AI-driven trading can impact fast markets and high volatility during times of stress, especially when strategies converge or react in similar ways to shocks. Crypto amplifies this power. The market operates 24/7. The sense of accountability goes away quickly. Professional market makers and retail traders often share the same location and the same speed of information. In that setting, exchange design and information presentation become part of how markets behave under pressure.
This is why I believe that trade is increasingly being evaluated with a broader definition of quality. Liquidity and payments are always important, but users also judge a platform’s ability to stay upright when volatility rises. At scale, shape becomes stability.
When a large number of traders use AI tools in a dynamic time to interpret the market in real time, the quality of those interpretations changes behavior. A clearer context reduces the density of similar rumors and overreactions. A negative situation can accelerate herding, especially when uncertainty is high.
The next phase of AI in crypto markets is accountability and provenance
If traders use AI primarily to explain during stress, the next phase is about accountability. Accountability begins with making it clear what sources of insight to rely on, what is verified versus inferred, and what the tool can infer in real time. Analysts clearly set out the market-wide risks that could arise from the widespread adoption of AI, particularly in relation to the associated behavior and stress potential.

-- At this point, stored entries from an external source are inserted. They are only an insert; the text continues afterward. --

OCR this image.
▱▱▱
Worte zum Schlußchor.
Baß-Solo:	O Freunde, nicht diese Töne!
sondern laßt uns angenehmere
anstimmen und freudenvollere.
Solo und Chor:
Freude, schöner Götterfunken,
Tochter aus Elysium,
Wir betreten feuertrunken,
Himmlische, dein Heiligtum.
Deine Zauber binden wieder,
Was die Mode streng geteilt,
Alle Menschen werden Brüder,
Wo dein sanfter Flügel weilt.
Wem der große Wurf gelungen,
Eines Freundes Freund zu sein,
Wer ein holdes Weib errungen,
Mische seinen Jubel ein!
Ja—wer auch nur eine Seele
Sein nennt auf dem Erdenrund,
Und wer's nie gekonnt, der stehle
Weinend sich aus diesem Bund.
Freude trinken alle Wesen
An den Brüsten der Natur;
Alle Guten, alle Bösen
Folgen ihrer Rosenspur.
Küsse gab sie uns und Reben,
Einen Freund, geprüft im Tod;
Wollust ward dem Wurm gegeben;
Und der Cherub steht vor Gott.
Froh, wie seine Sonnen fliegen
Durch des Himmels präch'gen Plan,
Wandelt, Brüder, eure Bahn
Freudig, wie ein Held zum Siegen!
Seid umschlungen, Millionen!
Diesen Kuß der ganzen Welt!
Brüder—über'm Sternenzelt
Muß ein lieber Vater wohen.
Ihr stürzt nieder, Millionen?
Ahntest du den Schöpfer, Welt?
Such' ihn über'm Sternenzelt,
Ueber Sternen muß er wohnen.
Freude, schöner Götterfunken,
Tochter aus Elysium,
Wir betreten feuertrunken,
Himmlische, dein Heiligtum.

It also changes how AI-enabled features should be automated. Tools that present themselves as authoritative predictions can encourage over-deployment at a precise time when humility and self-restraint are most important. Tools that emphasize context can encourage discussion without pretending to remove uncertainty.
As AI proliferates through commerce and market infrastructure, monitoring and governance must keep pace because systemic risks present themselves most prominently in times of stress.
AI is rapidly becoming the translation layer
The industry often talks about AI as a trader. Many users already treat it as a translator. When markets break, traders rely on AI to turn noise into signal, speed into digestible context, and emotional stress into something close to self-control. That’s why adoption rises during periods of volatility, and that’s why the stakes are bigger than the engagement charts suggest.
With many participants relying on the same kinds of interpretations in real time under pressure, AI is shaping how the crowd understands events. Meanwhile, AI influences behavior at scale, and behavior at scale becomes market structure.
Disclosure: This article does not represent investment advice. The content and materials presented on this page are for educational purposes only.